Saudara-saudara. Mulai malam ini, mari kita susun kekuatan. Kekuatan kita. Kekuatan Rakyat. Mari kita berjuang. Bergerak. Berteriak. Mari kita kepalkan tangan dan acungkan setinggi-tingginya. Mari kita tinju penguasa korup, serakah, dan sewenang-wenang itu! Mari kita lawan mereka! Lawan penguasa! Hidup rakyat!”

“Hidup!”

“Hidup kaum miskin!”

“Hidup!”

“Hidup petani!”

“Hidup!”

“Hidup buruh!”

“Hidup!”

“Hidup nelayan!”

“Hidup!”

“Hidup guru!”

“Hidup!”

Teriakan terus bergemuruh. Tangan-tangan kiri yang terkepal, mengacung, meninju udara, meninju tempat kosong. Seluruh laki-laki tua dan muda warga perkampungan kumuh yang hadir di tempat itu, terbakar semangatnya. Semangat ingin lepas dari penderitaan. Semangat ingin lepas dari kebodohan. Semangat ingin hidup layak dan ingin lepas dari penghinaan dan pengucilan. Mereka ingin bebas dari kungkungan peraturan dan kebijakan yang selalu tidak memihak kepadanya.

Merasa dirinya sebagai bagian dari pemerintah, Lurah Kondor dan RT Rohim merasa terpojokkan. Mereka inginnya berteriak keras menghentikan semua kegilaan itu. Tapi tak bisa.

Saking gugupnya, mereka mencoba kabur. Tapi sekelompok pemuda menghadangnya. Mereka dipaksa untuk tetap berada di dalam. Keduanya terpaksa menyaksikan semua yang dilakukan oleh warga perkampungan kumuh yang dipimpinnya.

Sedikit pun Lurah kondor tidak menyangka warganya  tidak pernah sekolah dan tidak bisa membaca, mampu melakukan tindakan seperti itu. Mereka yang sehari-harinya mengorek sampah, berburu katak, menarik becak, berpakaian lusuh dan kumal, menjadi  beringas tak terkendali. Mereka yang tadinya lemah tak berdaya, kini dengan tegap membusungkan dada. Berteriak lantang dan mengepalkan tinju. Mereka telah terbakar.

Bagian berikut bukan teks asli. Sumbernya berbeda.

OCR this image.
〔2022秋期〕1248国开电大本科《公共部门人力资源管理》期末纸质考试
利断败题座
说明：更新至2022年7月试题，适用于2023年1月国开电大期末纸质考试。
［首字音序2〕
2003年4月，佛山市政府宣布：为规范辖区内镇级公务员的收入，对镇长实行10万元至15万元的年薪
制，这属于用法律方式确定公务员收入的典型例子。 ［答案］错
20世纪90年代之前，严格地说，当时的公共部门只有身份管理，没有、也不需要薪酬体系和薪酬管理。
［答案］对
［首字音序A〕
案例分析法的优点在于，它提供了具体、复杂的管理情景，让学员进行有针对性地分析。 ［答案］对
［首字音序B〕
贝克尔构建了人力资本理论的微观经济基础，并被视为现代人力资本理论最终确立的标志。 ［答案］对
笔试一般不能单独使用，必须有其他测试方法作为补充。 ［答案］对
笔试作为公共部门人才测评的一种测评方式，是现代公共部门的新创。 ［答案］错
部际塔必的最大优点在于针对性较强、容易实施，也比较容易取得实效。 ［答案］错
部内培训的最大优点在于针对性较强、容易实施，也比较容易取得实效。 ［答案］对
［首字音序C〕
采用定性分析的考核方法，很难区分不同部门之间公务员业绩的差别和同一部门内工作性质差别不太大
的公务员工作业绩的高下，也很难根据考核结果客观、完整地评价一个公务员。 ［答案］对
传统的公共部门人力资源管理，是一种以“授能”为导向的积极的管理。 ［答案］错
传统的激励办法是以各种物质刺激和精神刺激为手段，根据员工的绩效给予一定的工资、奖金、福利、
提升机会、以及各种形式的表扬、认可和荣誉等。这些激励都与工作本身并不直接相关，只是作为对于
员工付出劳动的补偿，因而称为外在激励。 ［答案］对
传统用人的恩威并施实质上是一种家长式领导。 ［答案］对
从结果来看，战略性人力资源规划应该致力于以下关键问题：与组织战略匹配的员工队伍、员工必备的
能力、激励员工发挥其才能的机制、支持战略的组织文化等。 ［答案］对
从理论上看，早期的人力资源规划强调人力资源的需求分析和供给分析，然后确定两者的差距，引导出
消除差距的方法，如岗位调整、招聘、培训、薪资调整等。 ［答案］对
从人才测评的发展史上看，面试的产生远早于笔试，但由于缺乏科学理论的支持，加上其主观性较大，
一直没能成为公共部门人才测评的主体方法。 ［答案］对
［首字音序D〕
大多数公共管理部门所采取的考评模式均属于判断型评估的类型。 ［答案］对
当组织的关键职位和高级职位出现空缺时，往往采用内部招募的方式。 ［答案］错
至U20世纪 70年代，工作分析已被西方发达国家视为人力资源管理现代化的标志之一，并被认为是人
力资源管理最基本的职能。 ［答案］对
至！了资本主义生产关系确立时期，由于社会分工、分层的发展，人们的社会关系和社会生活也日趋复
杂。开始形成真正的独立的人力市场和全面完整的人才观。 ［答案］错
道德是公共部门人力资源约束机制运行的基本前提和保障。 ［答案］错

Hingga pukul lima pagi, mereka masih tetap berada di kantor kelurahan. Semalaman mereka mempersiapkan segala perlengkapan untuk perjuangannya.

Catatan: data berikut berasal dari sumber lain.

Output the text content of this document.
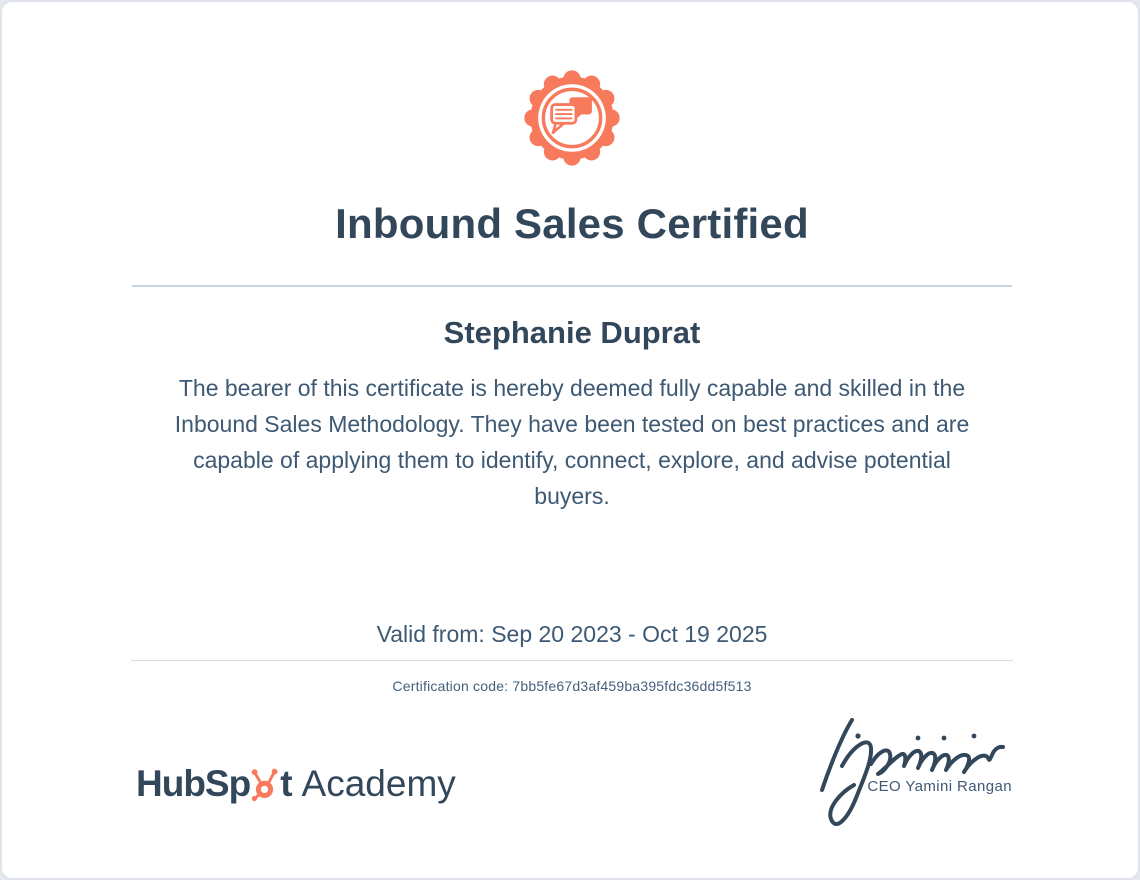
Inbound Sales Certified
Stephanie Duprat
The bearer of this certificate is hereby deemed fully capable and skilled in the
Inbound Sales Methodology. They have been tested on best practices and are
capable of applying them to identify, connect, explore, and advise potential
buyers.
Valid from: Sep 20 2023 - Oct 19 2025
Certification code: 7bb5fe67d3af459ba395fdc36dd5f513
HubSp t Academy	CEO Yamini Rangan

Tukang becak yang akan berdemonstrasi mempersiapkan kain spanduk. Kain apa pun yang ada di rumahnya dibawa dan ditulisi. Kain sprei, sarung, gorden, baju bekas, karung, tikar dan berbagai macam jenis, corak, warna dan ukuran. Mereka menghias becak dengan berbagai pernak-pernik yang mereka miliki. Atau oleh apapun yang menurutnya menarik. Meskipun yang terjadi adalah keanehan.

Rojali memasang kutang butut milik istrinya yang jadi TKW. Celana dalam miliknya yang sudah tak karuan bentuk dan warnanya, menggantung di atap becak. Sekeliling becaknya dililit kain sprei merah pudar dengan berbagai tulisan. “Pemukiman kumuh akan digusur!”, “Demi keindahan kota, kami dikorbankan!”, “Tukang pukul/ preman gemuk-gemuk, mereka dipelihara pemerintah!”

Sementara itu, warga lain yang bertugas menjaga pintu masuk perkampungan, tak kalah sibuknya. Mereka membuat tulisan yang sama: mengecam, memprotes, menghardik, mengejek. Tetapi ada juga yang terkesan lucu.  “Yang Tidak Miskin Dilarang Masuk”, “Militer dilarang masuk, kecuali telanjang!” Mereka juga telah mempersiapkan berbagai senjata tajam untuk berjaga-jaga apabila tiba-tiba aparat memaksa masuk.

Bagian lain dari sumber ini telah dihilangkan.